Und spätestens genau an diesem Punkt ist es immens wichtig, dass man sich darüber im Klaren wird, was man will. Für mich war trotz dieser niederschmetternden Diagnose klar, dass ich mein baby behalten werde. Mein Partner war noch unsicher - u.a. eben auch wegen unseres Alters und ob wir dem Kind überhaupt gerecht werden können. Wir haben Kontakt zu betroffenen Eltern gesucht, uns mit denen unterhalten ... v.a. haben wir uns erst einmal ein Bild vom "Down Syndrom" machen können.

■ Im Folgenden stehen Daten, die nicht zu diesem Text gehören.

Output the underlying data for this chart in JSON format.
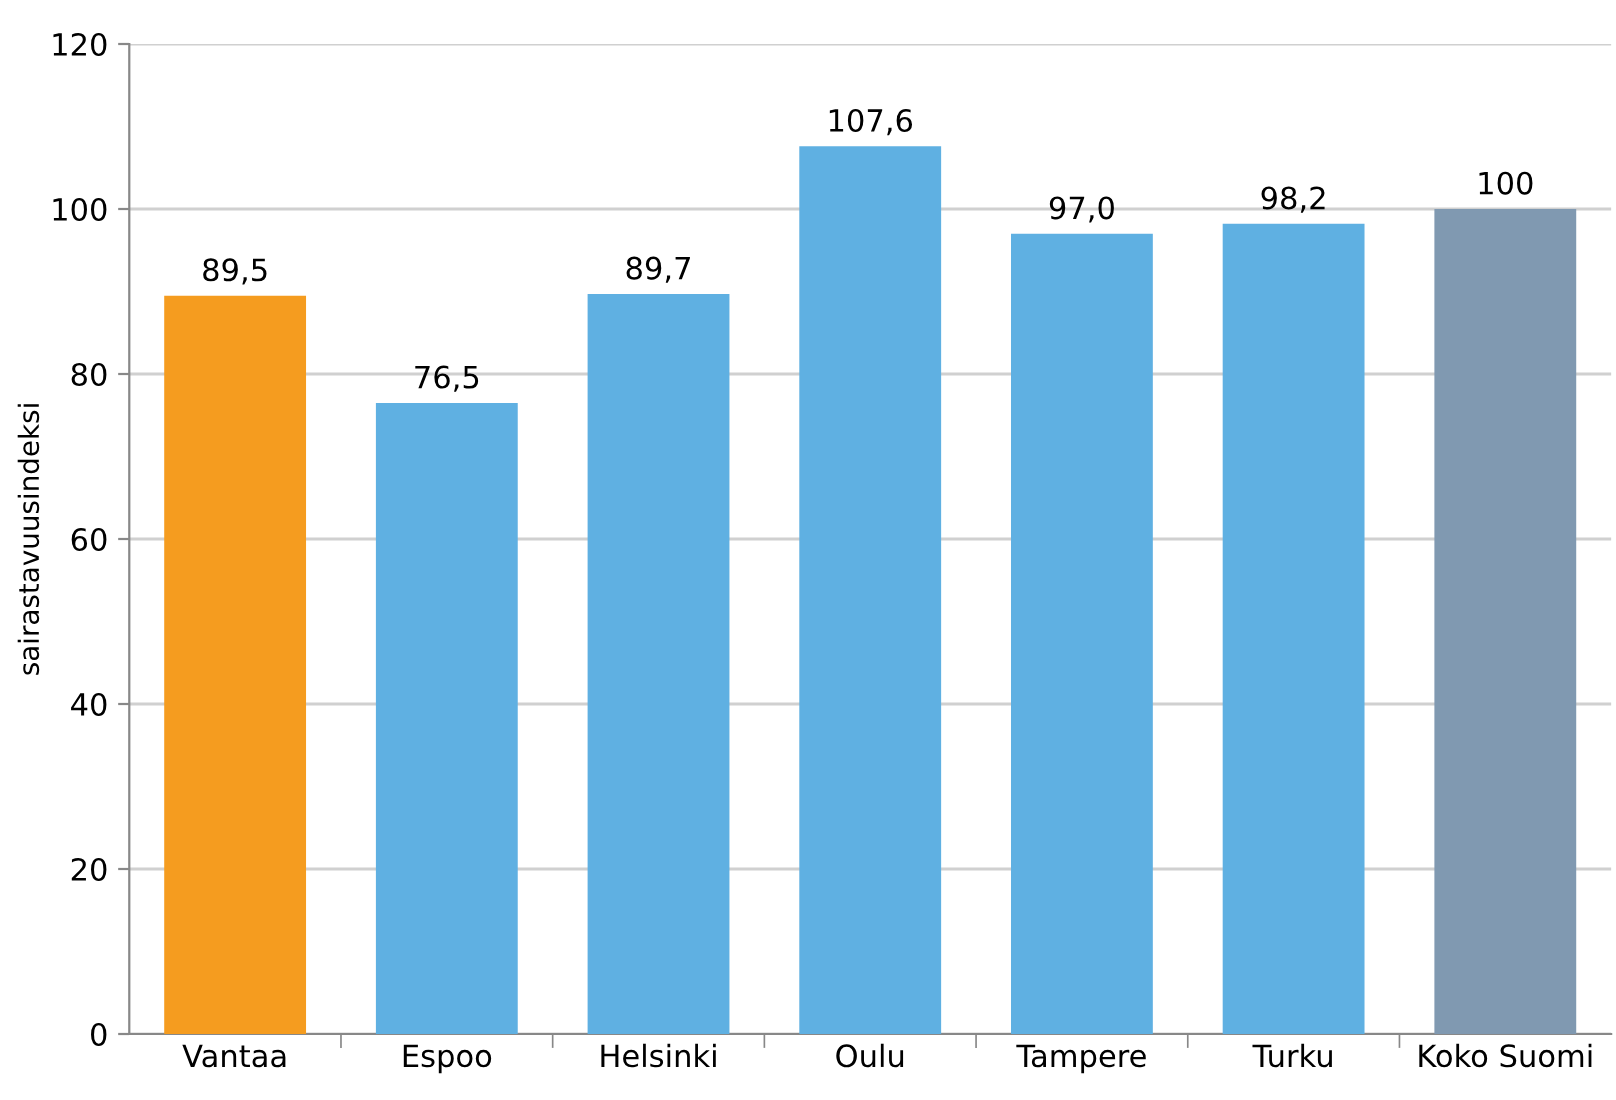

Das, was wir bis dahin wussten entspricht nicht im Mindesten der Realität. Ja, unser Kind wird anders sein ... aber er wird ein hoffentlich gutes, fröhliches und ausgefülltes Leben haben.
Hätten wir uns gegen unser Kind entschieden, hätten wir das offizielle Laborergebnis (das dauert ca. 3 Wochen) noch abwarten müssen. Danach Beratungsgespräche und ein SS-Abbruch. Im Detail bedeutet das, dass man eine Spitze erhält und sein Kind still gebären muss. Ich hätte das niemals gekonnt.
Zur Anmerkung von ottilotti : ja, es gibt inzwischen einen Bluttest, der mit hoher (aber nicht 100%-iger Genauigkeit) das Down-Syndrom nachweist. Dieser Test wird aber derzeit NICHT von den Kassen bezahlt. Die genauen Kosten weiss ich nicht sicher, meine aber 1.500,- gelesen zu haben. Selbst wenn dann dieser Test positiv auf Trisomie 21 testet muss eine Fruchtwasseranalyse zur Absicherung gemacht werden. Der Test gibt keine Aussage über andere genetische Fehlbildungen, die Ursache für eine verdickte Nackenfalte sein können noch lassen sich dadurch organische Schäden nachweisen.
Ich bin inzwischen wieder schwanger (ab morgen in der 22.SSW) und habe mich dieses Mal gegen eine FWU o.ä. entschieden ... wozu auch ? Es hätte für uns keine Konsequenz. Natürlich hoffe ich, dass unser Baby gesund ist - aber selbst wenn nicht : wir haben uns einmal für unser Baby entschieden und werden es auch ein 2. Mal tun.
ich möchte daher allen, die das hier gelesen haben und vor der Entscheidung stehen raten : bitte stellt euch im Vorfeld die Frage, welche Konsequenzen ihr aus dem Ergebnis ziehen würdet. Im falle des Falles lasst euch ausführlich beraten, sucht Kontakt zu Gleichgesinnten. Es wird nicht einfach ... aber wir haben unsere Entscheidung FÜR unseren Sohn nicht eine Sekunde bereut. Ich stehe gerne für Fragen zur Verfügung - bin allerdings nicht regelmässig hier online.